そんな危機的状況の中、エクステラたちは海岸エリアへと向かっていた。そこには海岸からメタルノトザウルスがノシノシと上陸し始めていた。そんな中、氷堂を背負った森野が戦場を駆け抜けていく。
「時よ、凍れ!」
「【権能】発動!これより、1分間、俺の拳に雷が纏う!」
止まった時の中を上陸したノトザウルスを殴りつけて、倒していく二人。見た目こそシュールだが、メタルザウルスにとっていつの間にかやられているのだから、死神にしか見えないだろう。そして、時は動き出す。
「濫用しすぎたか。時止めの時間が短くなっている」
スタンピード発生からすでに半日以上経過している。魔力はポーションでまかなえても、体力や疲労感はそう簡単にはぬぐいきれるものではない。ましてや、この海岸エリアは身体がまだできていない学生が主体となって守っている。相手の主力がやってきての長期戦など誰も考えていなかったのだ。
「雑魚は焼き払いましたが、この機械仕掛けは厄介ですわね」
「さしものお嬢様も溶かすことは出来ないのかい?」
「電気技をストックしてからやってくる卑怯者とは違いますわ。それに、関節部を溶かせば動けないでしょう」
「確かに。動けない人形を壊すくらいなら、俺でなくてもいける」
「それ、ウチらを雑魚扱いしとらん?」
関節部をどろどろに溶かされ、動きを封じられたノトザウルスにビリビリと電撃を流しこんでいくタコハチとツトム特製の電気銃でメタルドリグナトゥスを撃ち落としていく虎西生たち。ギリギリのところで持ちこたえているところに海中から浮上してきた何かに放たれた青いビームに生徒たちが吹き飛ばされる。
「メタルクロノザウルスってところか」
その大きさは通常の3倍、40m近くある。モビル〇ーツやスーパーなロボットでも連れてきてほしくなるサイズだが、あいにくそんな異能を持つ者はこの場にはいない。先ほどの攻撃を受けて撤退する学生たちが多数。もはや前線維持が困難になってきたところに、黒い弾丸が横切り、メタルクロノザウルスにぶつかる。その後、数発撃ち込んで銃弾が食い込むも中々貫通しない。
「ちょっと遅かったみたいね」
「アスカか。さっきの攻撃、エクステラだな」
「ええ、攻撃の都合上、離れたところにいるけど」
「狙撃か。リカ、周りの連中の回復をしてくれねえか」
「おっけー」
リカが軽いノリで、だが、テキパキと学生たちを治していく様子を見て、感心した様子で息を漏らす。
「亀北にいた時よりも、仕事が早いな」
「レベルアップしているからね~」
そして、崩壊した前線をきり抜けたノトザウルスたちを射抜くエクステラの狙撃。クロノザウルスに攻撃してほしいところだが、激戦を繰り広げているであろう森林エリアのメタルザウルスと合流するのもマズイ。それならば、彼女には抜けたノトザウルスたちの対処をしてもらった方が理にかなっている。

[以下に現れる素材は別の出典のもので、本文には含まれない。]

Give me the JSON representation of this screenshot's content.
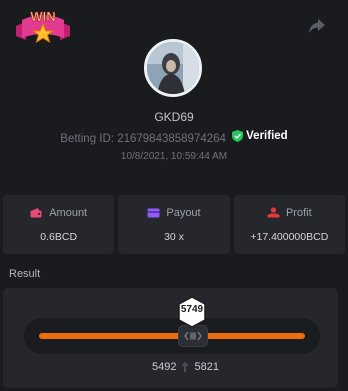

「この調子なら、後ろは任せられそうだ。俺たちであの親玉を倒して、森林エリアに戻るぞ」
「と言っても、こちらも体力が限界だ。時止めもあと1回か2回しか使えん」
「しかも効果時間も短いと来た。できるだけひきつけてから使うぞ」
「なら、私たちは動きを封じればいいってわけね」
「それならば、他の絡繰りと同様、私の炎で!」
カレンが操る火の鳥がクロノザウルスを包み込み、燃やしていく。装甲の薄い関節部なら間違いなく溶解する温度。だが、クロノザウルスが尻尾を海面にたたきつけて、巻き上げられた水しぶきで鎮火すると、何事もなかったかのように歩き始める。
「どうやら炎耐性はノトザウルスと比較にならないほどに高いようだ。ならば!」
【浮遊】で空中を飛んだタツヤが【放電】による電撃を浴びさせるも、巨体ゆえに意に介さない。まさに難攻不落の要塞だ。
「自信満々のわりには効かなかったみたいですわね」
「ふん、それはお前も同じだろ」
「なんですって!」
「事実だ!」
「はい、喧嘩しない!今度は私たちがやるから見ておきなさい。リョウ、みみみ、周りにいるノトザウルスは任せるわ。サキ、私が近づいたらあのときみたいに一瞬だけ動きを封じて」
「はい!」
爆撃で砂が舞う中、アスカが一直線にクロノザウルスに向かい、跳ぶ!それと同時に海から海藻が伸びてきてクロノザウルスを拘束する。力を入れればすぐに切れるような拘束だが、1,2秒は時間が稼げる。アスカの振りかざした拳の先にあるのはエクステラの弾痕。
「あのエクステラが無駄な攻撃するわけないでしょうが!」
アスカの電撃を纏った拳がメタルコートされた銃弾を通じてクロノザウルスの内部に通電、発火と爆発を引き起こし、内部から硬い装甲を吹き飛ばす。爆発に巻き込まれて、吹き飛ばされるも空を飛んでいたタツヤがアスカをキャッチする。
「今だ!時よ、凍れ!」
ここが絶好の好機。仕掛けるなら今しかないと氷堂が時を止めて、森野が仕掛ける。当然、狙うはむき出しになった鼻っ面。自身の渾身のストレートが入り、内部をぐちゃぐちゃにしながら侵入していく二人。
「オラオラオラオラオラオラッ!」
「凍てつけ!」
さらに叩きこまれる連打のラッシュと冷気による漏水と漏電。機械にとって致命的な一撃を与えた後、二人は脱出すると同時に時止めが解除される。顔面から吹き出た大きな炎を煽るかのように、カレンの火の鳥がその炎を身体中に延焼させていく。
「グガガガガガガ………」
もはや身動きをとることすらままならないクロノザウルスは倒れこみ、その生涯を終えるのであった。それを見届けたタツヤがアスカを地上に降ろすも、彼女はその場で倒れこむ。
「なんとか勝ったけど……もう魔力も体力も残ってない」
「後は僕たちに任せてください」
リカに疲労感も回復させてもらった学生たちが前に出て、残ったメタルザウルスたちに攻撃を仕掛けていく。早く戻りたいが、今のままでは足手まといになるだけだと考えたアスカは部活メンバーに休憩をとるように指示するのであった。